Carmen Postigo. Roma, 29 mar (EFE).- O presidente do novo partido da centro-direita italiana, o Povo da Liberdade (PDL), Silvio Berlusconi, pediu hoje mais força para o primeiro-ministro da Itália, já que, agora, conta com poderes quase inexistentes e, para isso, reivindicou a reforma da Constituição.

EFE |

Berlusconi foi eleito hoje por unanimidade presidente do PDL no terceiro e último dia do congresso constituinte do partido, um encerramento do qual não participou o vice da legenda, o presidente do Congresso dos Deputados, Gianfranco Fini, que acompanhou o discurso de casa, segundo fontes do PDL.

Após a eleição, o primeiro-ministro fez um discurso de 61 minutos nos quais se mostrou otimista frente à crise econômica, destacou a importância das eleições européias e insistiu na necessidade de conceder mais poderes ao chefe de Governo para a governabilidade do Estado.

"O país precisa ser governável, e a experiência recente diz que o papel do primeiro-ministro é fundamental, e hoje ele tem poderes quase inexistentes. O primeiro-ministro não pode nomear e demitir ministros. Só pode organizar o diário do Conselho de Ministros", criticou.

O recém-eleito presidente do PDL afirmou que é necessário mudar a segunda parte da Constituição, "enriquecendo-a, o Governo não pode se deixar guiar. Na Itália, o primeiro-ministro tem poderes fictícios, enquanto no exterior, em todas as grandes democracias, goza de poderes reais".

Silvio Berlusconi se mostrou otimista frente à crise econômica: "Tiraremos a Itália da crise" e isso é a "prioridade e indefectível missão" da nova legenda política.

"A crise se espalhou no mundo por obra de um vírus que veio dos Estados Unidos, que eu chamo gripe americana e que bateu em um corpo saudável, que é nosso país. Ninguém tem a receita segura para combater este vírus", explicou.

O primeiro-ministro disse que seu Governo atuou "com inteligência de modo que o consumo não fosse afetado", e acrescentou que tomou medidas para garantir que os bancos não interrompam o fluxo dos créditos às famílias, além de criar subsídios sociais para os mais desfavorecidos, "o que os Governos de esquerda jamais fizeram".

O objetivo, o futuro do novo partido é realizar a "revolução liberal que servirá para antepor a pessoa ao Estado", disse, para aplausos dos seis mil delegados presentes.

Esta é a diferença em relação à esquerda "que não faz oposição ao Governo, faz oposição ao país", acusou Berlusconi.

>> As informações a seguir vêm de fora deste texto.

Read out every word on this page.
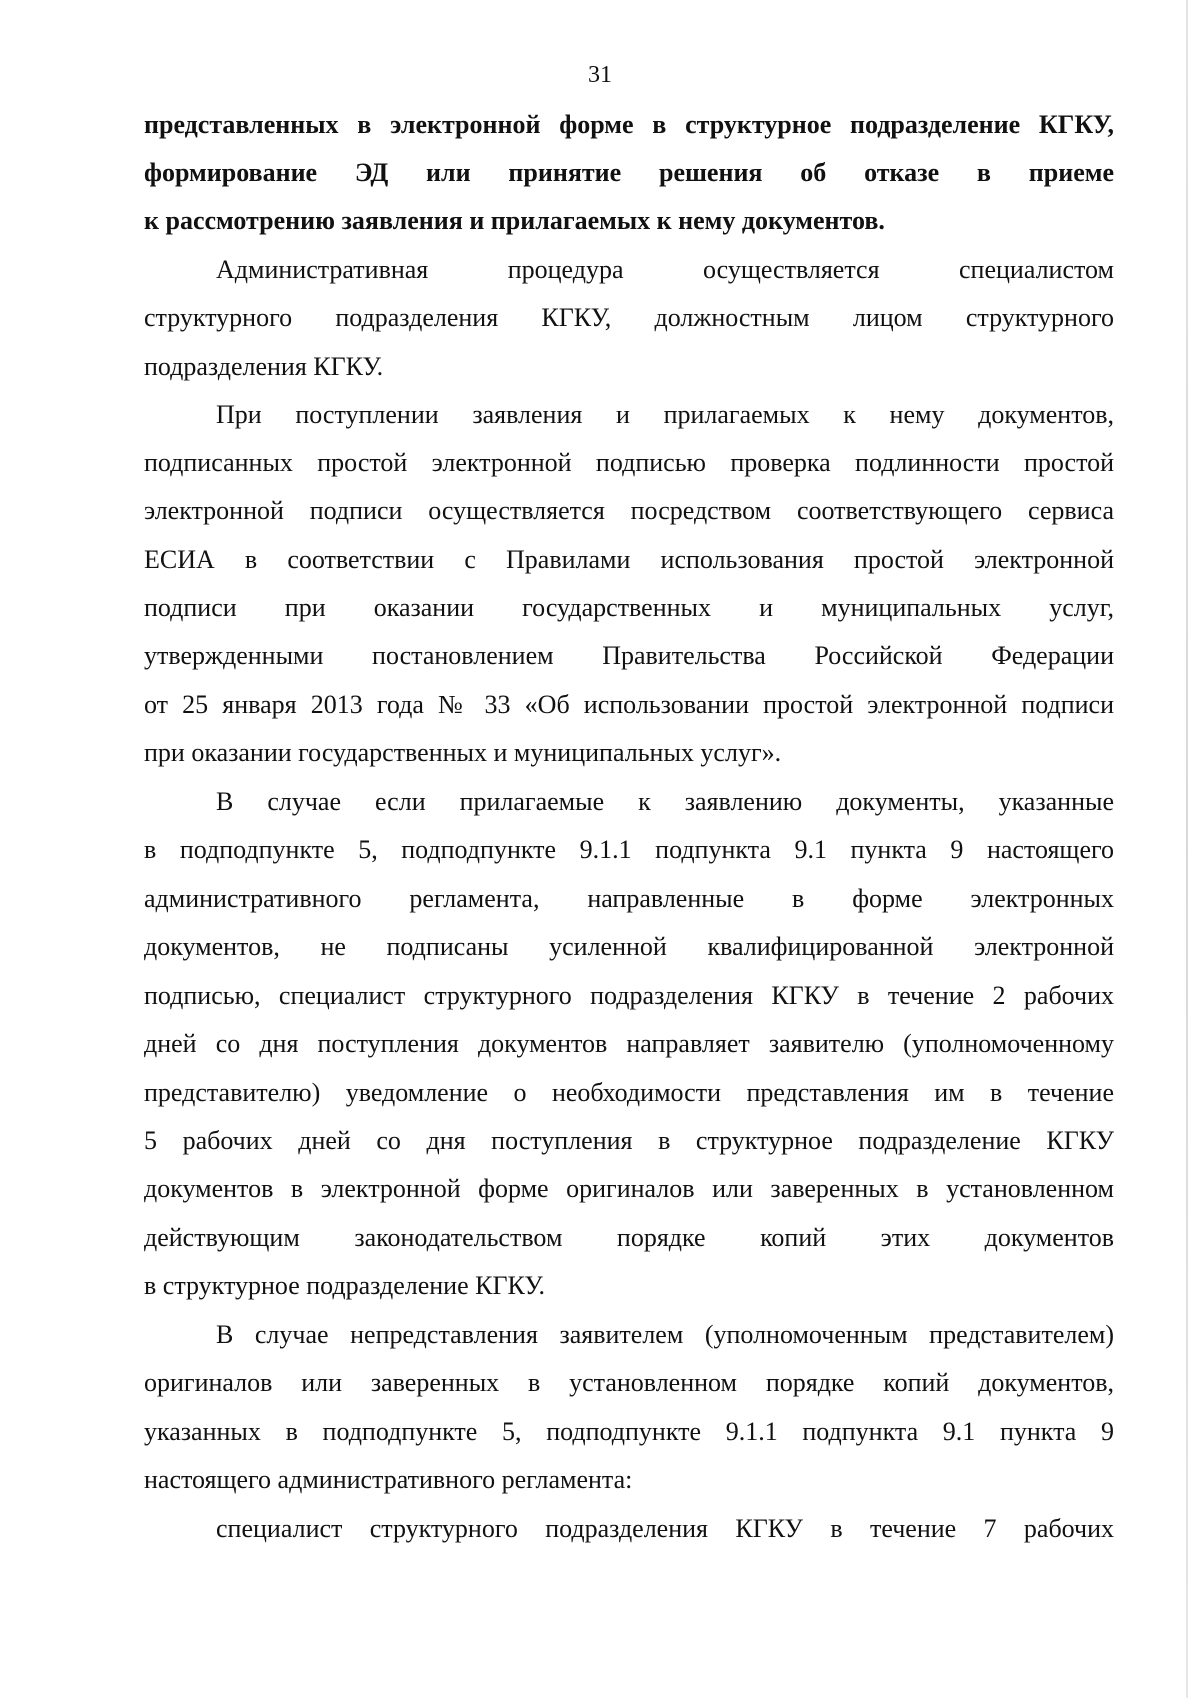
31
представленных в электронной форме в структурное подразделение КГКУ,
формирование ЭД или принятие решения об отказе в приеме
к рассмотрению заявления и прилагаемых к нему документов.
Административная процедура осуществляется специалистом
структурного подразделения КГКУ, должностным лицом структурного
подразделения КГКУ.
При поступлении заявления и прилагаемых к нему документов,
подписанных простой электронной подписью проверка подлинности простой
электронной подписи осуществляется посредством соответствующего сервиса
ЕСИА в соответствии с Правилами использования простой электронной
подписи при оказании государственных и муниципальных услуг,
утвержденными постановлением Правительства Российской Федерации
от 25 января 2013 года № 33 «Об использовании простой электронной подписи
при оказании государственных и муниципальных услуг».
В случае если прилагаемые к заявлению документы, указанные
в подподпункте 5, подподпункте 9.1.1 подпункта 9.1 пункта 9 настоящего
административного регламента, направленные в форме электронных
документов, не подписаны усиленной квалифицированной электронной
подписью, специалист структурного подразделения КГКУ в течение 2 рабочих
дней со дня поступления документов направляет заявителю (уполномоченному
представителю) уведомление о необходимости представления им в течение
5 рабочих дней со дня поступления в структурное подразделение КГКУ
документов в электронной форме оригиналов или заверенных в установленном
действующим законодательством порядке копий этих документов
в структурное подразделение КГКУ.
В случае непредставления заявителем (уполномоченным представителем)
оригиналов или заверенных в установленном порядке копий документов,
указанных в подподпункте 5, подподпункте 9.1.1 подпункта 9.1 пункта 9
настоящего административного регламента:
специалист структурного подразделения КГКУ в течение 7 рабочих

O novo presidente do PDL repassou temas como os jovens aos quais prometeu empréstimos "para os que quiserem abrir uma empresa" e a escola e a universidade, com 135 mil estudantes que poderão se beneficiar de bolsas de estudos "verdadeiras".

Ele também dedicou palavras às mulheres, para as quais reconheceu que "há uma disparidade ocupacional e de salários". "Nosso Governo fez sete leis em defesa da mulher, a esquerda zero, sequer uma", afirmou.

Depois, Berlusconi explicou que, após a Segunda Guerra Mundial e o milagre econômico dos anos 60, o PDL guiará "a terceira reconstrução da Itália. Sairemos da crise mais fortes que antes e também da incerteza política".

O premiê italiano ressaltou a importância das eleições européias, nas quais o PDL pode ser o primeiro grupo do Partido Popular Europeu (PPE) e voltou a citar a última pesquisa que concede a esta legenda 44% dos votos, mas previu que alcançará "51%".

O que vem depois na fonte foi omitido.